El objetivo primordial –que los espacios exteriores e interiores no sólo se comunicaran sino que se fundieran– exigió la máxima compenetración entre ambos. “Tenía que ser una casa para compartir –explica Soledad–, cómoda para vivir y fácil de mantener, sencilla y con el mobiliario mínimo”. Al vestíbulo sólo se llega si se supera la tentación de quedarse a vivir en el patio de entrada, con su fuente perfumada de azahar por dos naranjos. “Además se rinde homenaje al legado musulmán mediante las dos torres de inspiración nazarí que unen la nave central”. En ésta se sitúan los dormitorios de la casa.

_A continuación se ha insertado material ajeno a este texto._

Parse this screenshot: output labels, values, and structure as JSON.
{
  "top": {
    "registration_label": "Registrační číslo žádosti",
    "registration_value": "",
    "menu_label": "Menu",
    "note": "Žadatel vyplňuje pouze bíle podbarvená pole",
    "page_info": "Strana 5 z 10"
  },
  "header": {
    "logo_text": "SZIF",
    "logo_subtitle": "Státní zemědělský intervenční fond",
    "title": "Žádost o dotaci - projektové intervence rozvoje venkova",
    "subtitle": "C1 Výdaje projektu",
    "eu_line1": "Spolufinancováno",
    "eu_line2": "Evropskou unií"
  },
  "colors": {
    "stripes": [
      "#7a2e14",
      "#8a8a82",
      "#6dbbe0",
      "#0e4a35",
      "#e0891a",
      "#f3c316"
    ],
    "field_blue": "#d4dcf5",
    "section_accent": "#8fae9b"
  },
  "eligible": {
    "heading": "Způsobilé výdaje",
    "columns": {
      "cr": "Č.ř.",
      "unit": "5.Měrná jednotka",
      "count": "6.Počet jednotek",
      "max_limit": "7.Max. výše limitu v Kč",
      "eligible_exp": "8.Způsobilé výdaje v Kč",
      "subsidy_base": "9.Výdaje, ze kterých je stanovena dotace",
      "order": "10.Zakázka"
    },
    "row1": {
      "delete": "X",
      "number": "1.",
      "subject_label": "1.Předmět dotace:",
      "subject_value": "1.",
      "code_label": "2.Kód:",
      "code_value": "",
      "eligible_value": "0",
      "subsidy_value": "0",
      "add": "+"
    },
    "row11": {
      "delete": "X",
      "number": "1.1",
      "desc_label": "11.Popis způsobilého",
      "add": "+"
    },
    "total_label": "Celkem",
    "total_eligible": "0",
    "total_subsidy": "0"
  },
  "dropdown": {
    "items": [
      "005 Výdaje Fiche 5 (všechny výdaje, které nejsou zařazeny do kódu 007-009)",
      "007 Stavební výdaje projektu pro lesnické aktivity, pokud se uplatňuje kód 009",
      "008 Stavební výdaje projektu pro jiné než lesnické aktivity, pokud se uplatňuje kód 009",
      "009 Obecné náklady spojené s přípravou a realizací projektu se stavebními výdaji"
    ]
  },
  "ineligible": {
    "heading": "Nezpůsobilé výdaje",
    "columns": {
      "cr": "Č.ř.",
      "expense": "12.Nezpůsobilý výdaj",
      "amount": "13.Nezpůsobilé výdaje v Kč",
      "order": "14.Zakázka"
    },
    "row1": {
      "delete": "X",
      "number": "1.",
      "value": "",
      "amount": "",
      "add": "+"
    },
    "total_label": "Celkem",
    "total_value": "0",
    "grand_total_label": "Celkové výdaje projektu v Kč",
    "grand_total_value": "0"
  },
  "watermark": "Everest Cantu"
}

La casa dibuja un armónico y equilibrado ciclo cerrado de espacios y formas. El porche se prolonga en una terraza, que a la vez parece extenderse hasta el horizonte en el mar. La galería porticada permite la libre circulación desde la entrada hasta el salón, la cocina y los dormitorios. El hierro envejecido y la madera reciclada sirven para dar forma al mobiliario, diseñado por el arquitecto. No hay nada ostentoso y, sin embargo, quien pone sus pies en esta casa se siente un privilegiado. “Es por la calma que se respira en ella –dice Soledad–, por la libertad que se tiene para entrar y salir, para sentarse a desayunar o comer donde cada uno prefiera”. Una libertad de movimientos de la que también gozan los niños, que solo tienen que bajar el terraplén del jardín, al que se asoma su dormitorio, y prácticamente se encuentran en la playa. “Todos los espacios, hasta los baños, tienen puerta de salida al exterior, para darles independencia”. Con una playa entera como zona de juegos, la habitación infantil se resume en una larga litera para cuatro, dividida en dos por una original escalera. El añil de este dormitorio, así como el terracota de la habitación principal, o el tono de barro natural de los suelos, constituye todo el color de la casa. El blanco domina paredes y telas. Gracias a un estratégico trazado de raíles, las cortinas de algodón se deslizan allá donde se precise algo de intimidad, haciendo innecesaria la presencia de tabiques o puertas, salvo solemnes excepciones, como el portón antiguo que cierra los dominios del dormitorio principal. Sólo en la pureza de este espacio, elementos tan cotidianos como la bañera pueden alcanzar la dignidad de un altar. En ellos el espíritu rejuvenece, entre vuelos de algodón.